True quantitative analysis improves the research and development cost and clinical test risk of drug, while reducing medicine as a result, workload is very heavy
The market competitiveness of object.
Using prior paraffin microtomy or frozen section technique production pathological section, then now current pathological diagnosis is still
Using manually direct diagosis makes diagnostic result in turn under the microscope;The method low efficiency, subjectivity is strong, and accuracy rate compared with
The low cellular and tissue-pathology changing condition for being unable to fully reflection animal model.
Summary of the invention
The purpose of the present invention is to provide network model analysis platform and construction method based on artificial intelligence number pathology,
With solve existing door paraffin section technology or frozen section technique production pathological section, after by manually directly readding under the microscope
Piece makes diagnostic result method low efficiency in turn, and subjectivity is strong, and the lower cell for being unable to fully reflection animal model of accuracy rate
The problem of histopathologic change situation.
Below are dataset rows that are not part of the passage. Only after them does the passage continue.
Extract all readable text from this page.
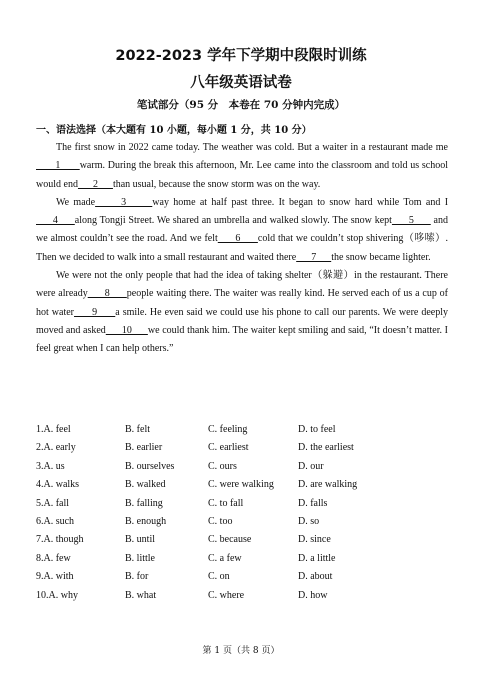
2022-2023 学年下学期中段限时训练
八年级英语试卷
笔试部分（95 分　本卷在 70 分钟内完成）
一、语法选择（本大题有 10 小题，每小题 1 分，共 10 分）

The first snow in 2022 came today. The weather was cold. But a waiter in a restaurant made me       1       warm. During the break this afternoon, Mr. Lee came into the classroom and told us school would end      2      than usual, because the snow storm was on the way.

We made      3      way home at half past three. It began to snow hard while Tom and I       4      along Tongji Street. We shared an umbrella and walked slowly. The snow kept      5       and we almost couldn’t see the road. And we felt      6      cold that we couldn’t stop shivering（哆嗦）. Then we decided to walk into a small restaurant and waited there      7      the snow became lighter.

We were not the only people that had the idea of taking shelter（躲避）in the restaurant. There were already      8      people waiting there. The waiter was really kind. He served each of us a cup of hot water      9      a smile. He even said we could use his phone to call our parents. We were deeply moved and asked      10      we could thank him. The waiter kept smiling and said, “It doesn’t matter. I feel great when I can help others.”

1.A. feel	B. felt	C. feeling	D. to feel
2.A. early	B. earlier	C. earliest	D. the earliest
3.A. us	B. ourselves	C. ours	D. our
4.A. walks	B. walked	C. were walking D. are walking
5.A. fall	B. falling	C. to fall	D. falls
6.A. such	B. enough	C. too	D. so
7.A. though	B. until	C. because	D. since
8.A. few	B. little	C. a few	D. a little
9.A. with	B. for	C. on	D. about
10.A. why	B. what	C. where	D. how
第 1 页（共 8 页）
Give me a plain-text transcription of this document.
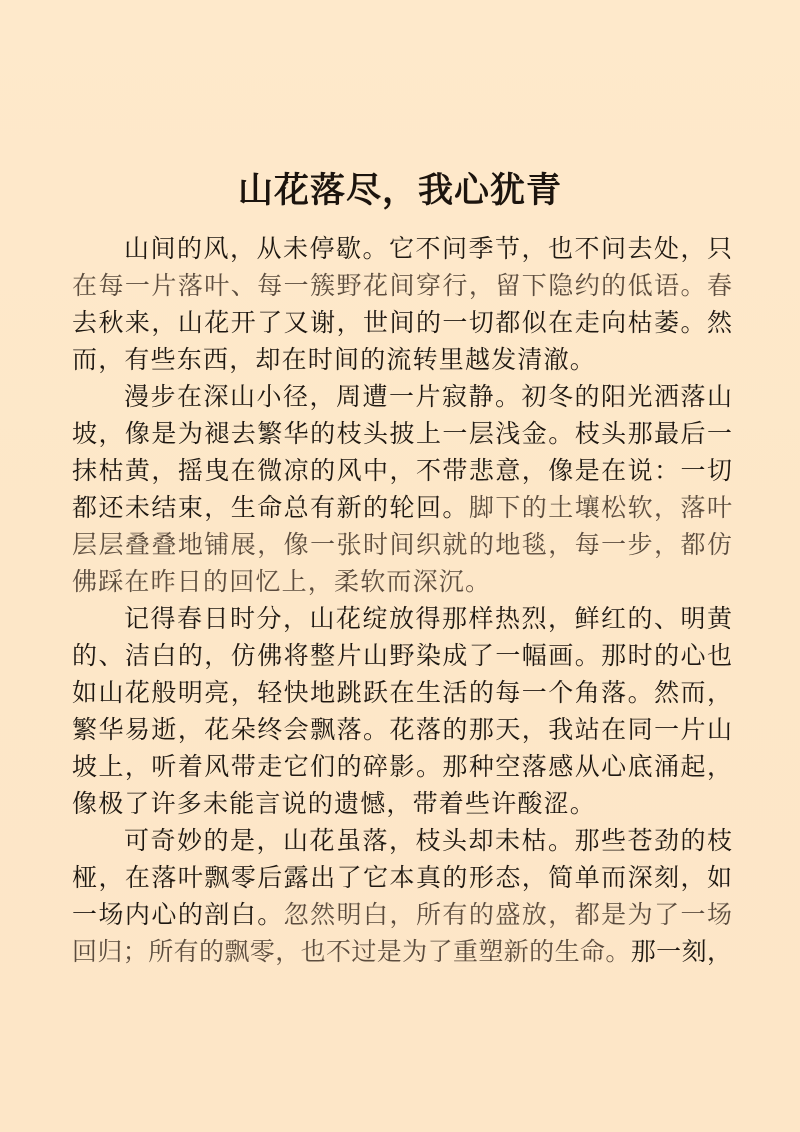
山花落尽，我心犹青
山间的风，从未停歇。它不问季节，也不问去处，只
在每一片落叶、每一簇野花间穿行，留下隐约的低语。春
去秋来，山花开了又谢，世间的一切都似在走向枯萎。然
而，有些东西，却在时间的流转里越发清澈。
漫步在深山小径，周遭一片寂静。初冬的阳光洒落山
坡，像是为褪去繁华的枝头披上一层浅金。枝头那最后一
抹枯黄，摇曳在微凉的风中，不带悲意，像是在说：一切
都还未结束，生命总有新的轮回。脚下的土壤松软，落叶
层层叠叠地铺展，像一张时间织就的地毯，每一步，都仿
佛踩在昨日的回忆上，柔软而深沉。
记得春日时分，山花绽放得那样热烈，鲜红的、明黄
的、洁白的，仿佛将整片山野染成了一幅画。那时的心也
如山花般明亮，轻快地跳跃在生活的每一个角落。然而，
繁华易逝，花朵终会飘落。花落的那天，我站在同一片山
坡上，听着风带走它们的碎影。那种空落感从心底涌起，
像极了许多未能言说的遗憾，带着些许酸涩。
可奇妙的是，山花虽落，枝头却未枯。那些苍劲的枝
桠，在落叶飘零后露出了它本真的形态，简单而深刻，如
一场内心的剖白。忽然明白，所有的盛放，都是为了一场
回归；所有的飘零，也不过是为了重塑新的生命。那一刻，
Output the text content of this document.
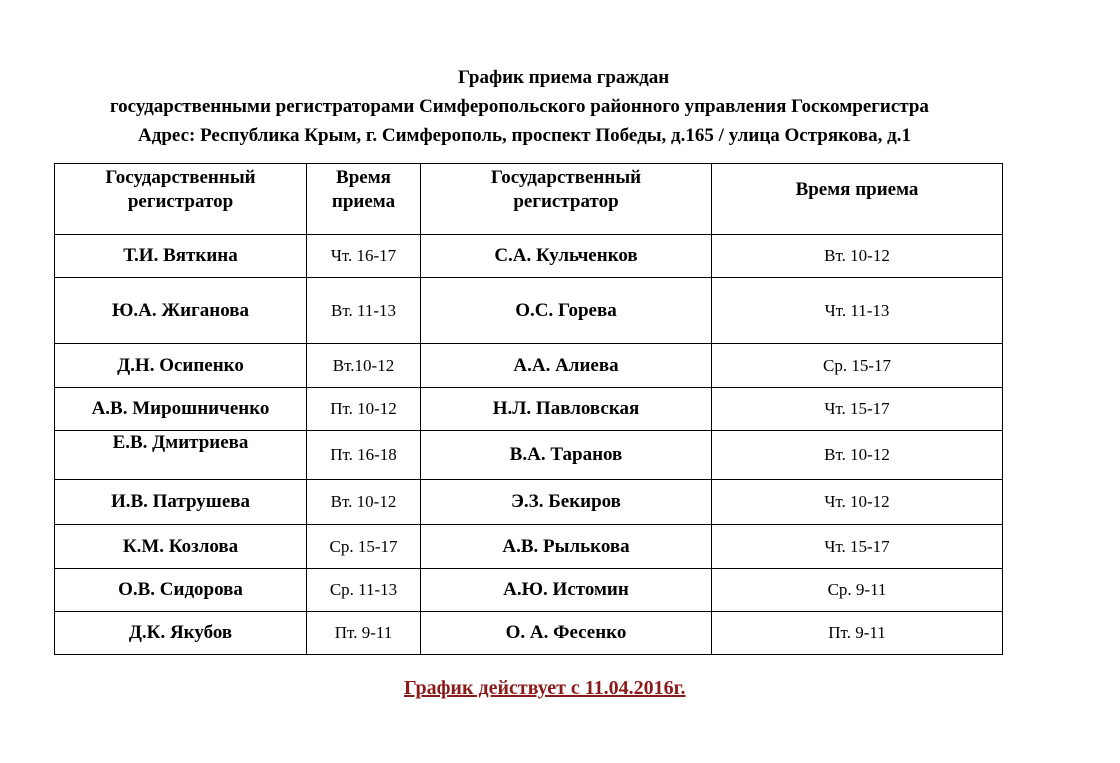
График приема граждан
государственными регистраторами Симферопольского районного управления Госкомрегистра
Адрес: Республика Крым, г. Симферополь, проспект Победы, д.165 / улица Острякова, д.1
Государственный регистратор	Время приема	Государственный регистратор	Время приема
Т.И. Вяткина	Чт. 16-17	С.А. Кульченков	Вт. 10-12
Ю.А. Жиганова	Вт. 11-13	О.С. Горева	Чт. 11-13
Д.Н. Осипенко	Вт.10-12	А.А. Алиева	Ср. 15-17
А.В. Мирошниченко	Пт. 10-12	Н.Л. Павловская	Чт. 15-17
Е.В. Дмитриева	Пт. 16-18	В.А. Таранов	Вт. 10-12
И.В. Патрушева	Вт. 10-12	Э.З. Бекиров	Чт. 10-12
К.М. Козлова	Ср. 15-17	А.В. Рылькова	Чт. 15-17
О.В. Сидорова	Ср. 11-13	А.Ю. Истомин	Ср. 9-11
Д.К. Якубов	Пт. 9-11	О. А. Фесенко	Пт. 9-11
График действует с 11.04.2016г.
To solve the above-mentioned problems, the invention provides the following technical scheme:
A kind of network model analysis platform based on artificial intelligence number pathology includes center management server system, is used for
Scanning device, the editor labeling module, training module, pre- labeling module of pathological section input;The output end and volume of scanning device
The input terminal for collecting labeling module is electrically connected, and the input terminal of the output end and training module of editing labeling module is electrically connected;Training module pair
Digital pathological image network model is trained to form network model after mark;For according to network model to the number not marked
The pre- labeling module that pathological image is labeled is electrically connected with network model.
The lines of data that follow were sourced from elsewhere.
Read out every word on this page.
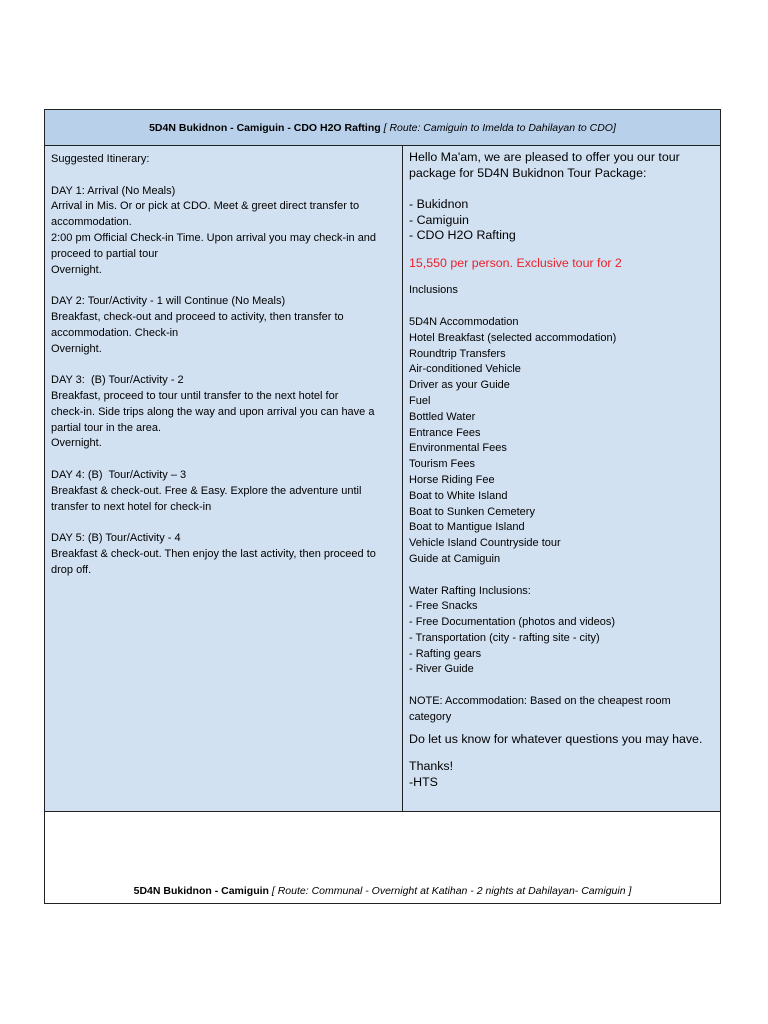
5D4N Bukidnon - Camiguin - CDO H2O Rafting
[ Route: Camiguin to Imelda to Dahilayan to CDO]
Suggested Itinerary:
DAY 1: Arrival (No Meals)
Arrival in Mis. Or or pick at CDO. Meet & greet direct transfer to
accommodation.
2:00 pm Official Check-in Time. Upon arrival you may check-in and
proceed to partial tour
Overnight.
DAY 2: Tour/Activity - 1 will Continue (No Meals)
Breakfast, check-out and proceed to activity, then transfer to
accommodation. Check-in
Overnight.
DAY 3:  (B) Tour/Activity - 2
Breakfast, proceed to tour until transfer to the next hotel for
check-in. Side trips along the way and upon arrival you can have a
partial tour in the area.
Overnight.
DAY 4: (B)  Tour/Activity – 3
Breakfast & check-out. Free & Easy. Explore the adventure until
transfer to next hotel for check-in
DAY 5: (B) Tour/Activity - 4
Breakfast & check-out. Then enjoy the last activity, then proceed to
drop off.
Hello Ma'am, we are pleased to offer you our tour
package for 5D4N Bukidnon Tour Package:
- Bukidnon
- Camiguin
- CDO H2O Rafting
15,550 per person. Exclusive tour for 2
Inclusions
5D4N Accommodation
Hotel Breakfast (selected accommodation)
Roundtrip Transfers
Air-conditioned Vehicle
Driver as your Guide
Fuel
Bottled Water
Entrance Fees
Environmental Fees
Tourism Fees
Horse Riding Fee
Boat to White Island
Boat to Sunken Cemetery
Boat to Mantigue Island
Vehicle Island Countryside tour
Guide at Camiguin
Water Rafting Inclusions:
- Free Snacks
- Free Documentation (photos and videos)
- Transportation (city - rafting site - city)
- Rafting gears
- River Guide
NOTE: Accommodation: Based on the cheapest room
category
Do let us know for whatever questions you may have.
Thanks!
-HTS
5D4N Bukidnon - Camiguin
[ Route: Communal - Overnight at Katihan - 2 nights at Dahilayan- Camiguin ]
Specifically, the signal output end of pre- labeling module comparison input terminal and network model is electrically connected, signal port and instruction
Practice and is connected with correction verification module between module by signal port.
Specifically, the network model analysis platform based on artificial intelligence number pathology further includes center management server system
System, and scanning device are in a wan environment and realize network connection, and the wan environment is to be based on
The domain environment of INTERNET, the center management server system include management server, certificate server, database service
Device, the software to match with the server.
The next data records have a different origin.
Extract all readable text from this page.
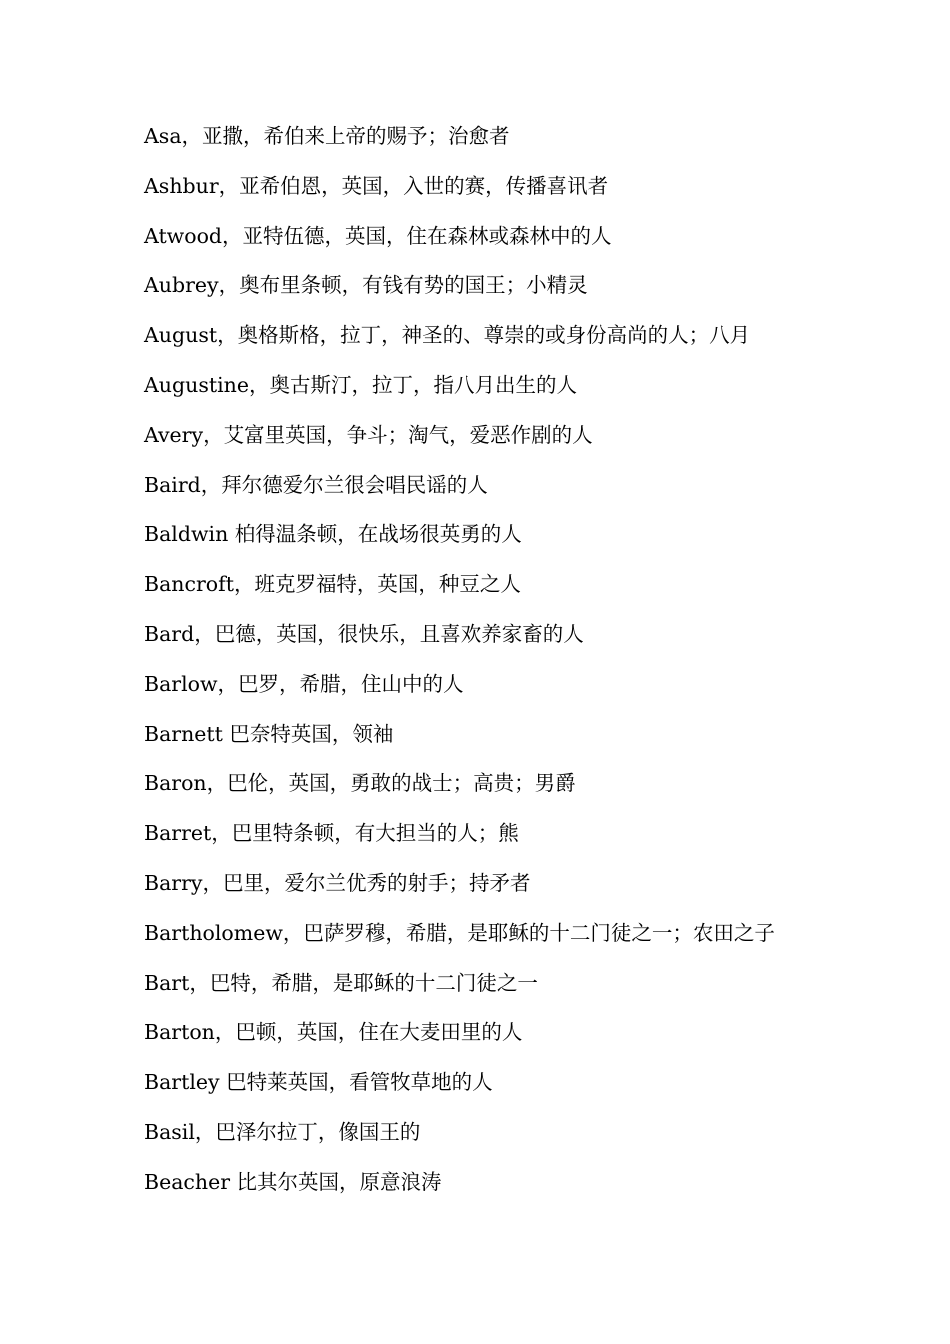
Asa，亚撒，希伯来上帝的赐予；治愈者
Ashbur，亚希伯恩，英国，入世的赛，传播喜讯者
Atwood，亚特伍德，英国，住在森林或森林中的人
Aubrey，奥布里条顿，有钱有势的国王；小精灵
August，奥格斯格，拉丁，神圣的、尊崇的或身份高尚的人；八月
Augustine，奥古斯汀，拉丁，指八月出生的人
Avery，艾富里英国，争斗；淘气，爱恶作剧的人
Baird，拜尔德爱尔兰很会唱民谣的人
Baldwin 柏得温条顿，在战场很英勇的人
Bancroft，班克罗福特，英国，种豆之人
Bard，巴德，英国，很快乐，且喜欢养家畜的人
Barlow，巴罗，希腊，住山中的人
Barnett 巴奈特英国，领袖
Baron，巴伦，英国，勇敢的战士；高贵；男爵
Barret，巴里特条顿，有大担当的人；熊
Barry，巴里，爱尔兰优秀的射手；持矛者
Bartholomew，巴萨罗穆，希腊，是耶稣的十二门徒之一；农田之子
Bart，巴特，希腊，是耶稣的十二门徒之一
Barton，巴顿，英国，住在大麦田里的人
Bartley 巴特莱英国，看管牧草地的人
Basil，巴泽尔拉丁，像国王的
Beacher 比其尔英国，原意浪涛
Specifically, the network model analysis platform based on artificial intelligence number pathology further includes for providing pre- mark slice
The quantity of middle various types of cells and the analysis module of situation;Analysis module is electrically connected with pre- labeling module.
Specifically, network model includes sorter network model, target detection network model and semantic segmentation network model;Point
Class network model is used for the tissue typing of pathological image;Target detection network model for HE or IHC image target identification and
Positioning;Semantic segmentation network model organizes for identification, the boundary of cell and profile.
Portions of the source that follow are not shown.